By midday, victory seemed clearly within grasp. That is when Johnston’s troops encountered a pocket of intense, unyielding Union resistance they dubbed the “Hornets’ Nest.” In the initial attack, the Union soldiers had seemed to melt away. Now, at the Hornets’ Nest, wave after Confederate wave broke and fell. Seeing his troops retreat from this redoubt, Johnston dispatched an aide to General John C. Breckin-ridge to re-form his men and get them to return to the attack. Breckinridge personally rode back to Johnston to tell him that, try as he might, he could not get one of his regiments forward.

“Then I will help you,” Johnston quietly replied.
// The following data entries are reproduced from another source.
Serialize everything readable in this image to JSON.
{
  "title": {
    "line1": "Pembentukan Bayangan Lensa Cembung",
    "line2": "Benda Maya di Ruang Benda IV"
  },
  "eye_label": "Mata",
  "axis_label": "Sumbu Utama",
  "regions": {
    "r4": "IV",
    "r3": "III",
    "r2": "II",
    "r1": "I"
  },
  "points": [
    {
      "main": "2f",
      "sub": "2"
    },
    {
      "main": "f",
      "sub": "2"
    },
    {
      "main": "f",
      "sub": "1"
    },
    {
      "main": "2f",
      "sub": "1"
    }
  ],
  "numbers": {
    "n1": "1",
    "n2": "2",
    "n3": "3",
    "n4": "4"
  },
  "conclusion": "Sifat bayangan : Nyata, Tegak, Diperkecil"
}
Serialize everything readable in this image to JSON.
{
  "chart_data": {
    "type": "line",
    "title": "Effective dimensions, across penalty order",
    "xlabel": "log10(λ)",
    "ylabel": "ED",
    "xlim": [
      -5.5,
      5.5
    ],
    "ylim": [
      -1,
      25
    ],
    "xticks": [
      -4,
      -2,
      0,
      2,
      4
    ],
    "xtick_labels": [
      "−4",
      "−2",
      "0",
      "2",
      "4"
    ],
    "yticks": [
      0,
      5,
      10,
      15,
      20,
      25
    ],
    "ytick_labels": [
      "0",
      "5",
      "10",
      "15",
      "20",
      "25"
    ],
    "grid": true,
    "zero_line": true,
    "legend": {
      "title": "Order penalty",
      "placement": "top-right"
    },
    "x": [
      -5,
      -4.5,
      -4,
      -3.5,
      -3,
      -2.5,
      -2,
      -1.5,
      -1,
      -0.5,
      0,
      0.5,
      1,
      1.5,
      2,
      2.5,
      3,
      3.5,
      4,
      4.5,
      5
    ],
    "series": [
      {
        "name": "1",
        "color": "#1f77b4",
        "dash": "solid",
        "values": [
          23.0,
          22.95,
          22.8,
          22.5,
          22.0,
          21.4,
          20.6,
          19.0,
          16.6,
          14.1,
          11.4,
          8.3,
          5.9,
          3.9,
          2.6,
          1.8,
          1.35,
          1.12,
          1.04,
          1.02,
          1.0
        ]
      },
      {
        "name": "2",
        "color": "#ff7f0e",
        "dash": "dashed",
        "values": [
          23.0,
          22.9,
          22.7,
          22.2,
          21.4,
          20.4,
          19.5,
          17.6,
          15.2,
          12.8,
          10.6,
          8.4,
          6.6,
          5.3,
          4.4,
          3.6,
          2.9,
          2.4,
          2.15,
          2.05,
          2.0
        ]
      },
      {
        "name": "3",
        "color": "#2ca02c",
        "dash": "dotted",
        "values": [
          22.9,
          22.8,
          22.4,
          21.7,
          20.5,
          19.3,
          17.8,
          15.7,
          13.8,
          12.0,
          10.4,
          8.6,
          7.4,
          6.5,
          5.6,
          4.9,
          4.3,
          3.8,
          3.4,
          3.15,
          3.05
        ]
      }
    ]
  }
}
In company with Breckinridge, he rode up to the reluctant regiment and cantered along the line. As he rode slowly by—oblivious to the fire around him—he touched each soldier’s bayonet, as if to anoint their blades. “These,” he said in a voice just loud enough to be heard, “will do the work. . . . Men, they are stubborn; we must use the bayonet.” Reaching the end of the line, he turned in his saddle. “I will lead you,” he said.

And so they all swept forward, fired up, pressing forward behind their general—who, suddenly, reeled in his saddle.

Johnston’s aide, Isham G. Harris, galloped up, catching the general’s shoulder to keep him from falling. Are you wounded? he asked.

“Yes, and I fear seriously.”

Harris and others nearby lowered Albert Sidney Johnston from his horse. Harris frantically felt of his commander, searching for a wound, but he could find none. And yet the general slipped rapidly away. Only after he had died was it discovered that a bullet had entered behind his right knee, severing his popliteal artery. He bled out rapidly into his high cavalry boot, which concealed the wound and the volume of blood it produced. More than likely, given the location of the wound and his position when it was sustained, Johnston had been the victim of friendly fire.

P. G. T. Beauregard was so confident at the end of the day on April 6, 1862, that he reported to Richmond a great victory that had come, tragically, at the loss of the commanding general. In fact, without Johnston to lead, the battle was lost the following day. At the time of his death, Davis considered Albert Sidney Johnston the best general he had. Even after the emergence of Robert E. Lee some two months later in the war, Davis continued to rate Johnston as indispensable. He would attribute the collapse of the Confederate West to his loss.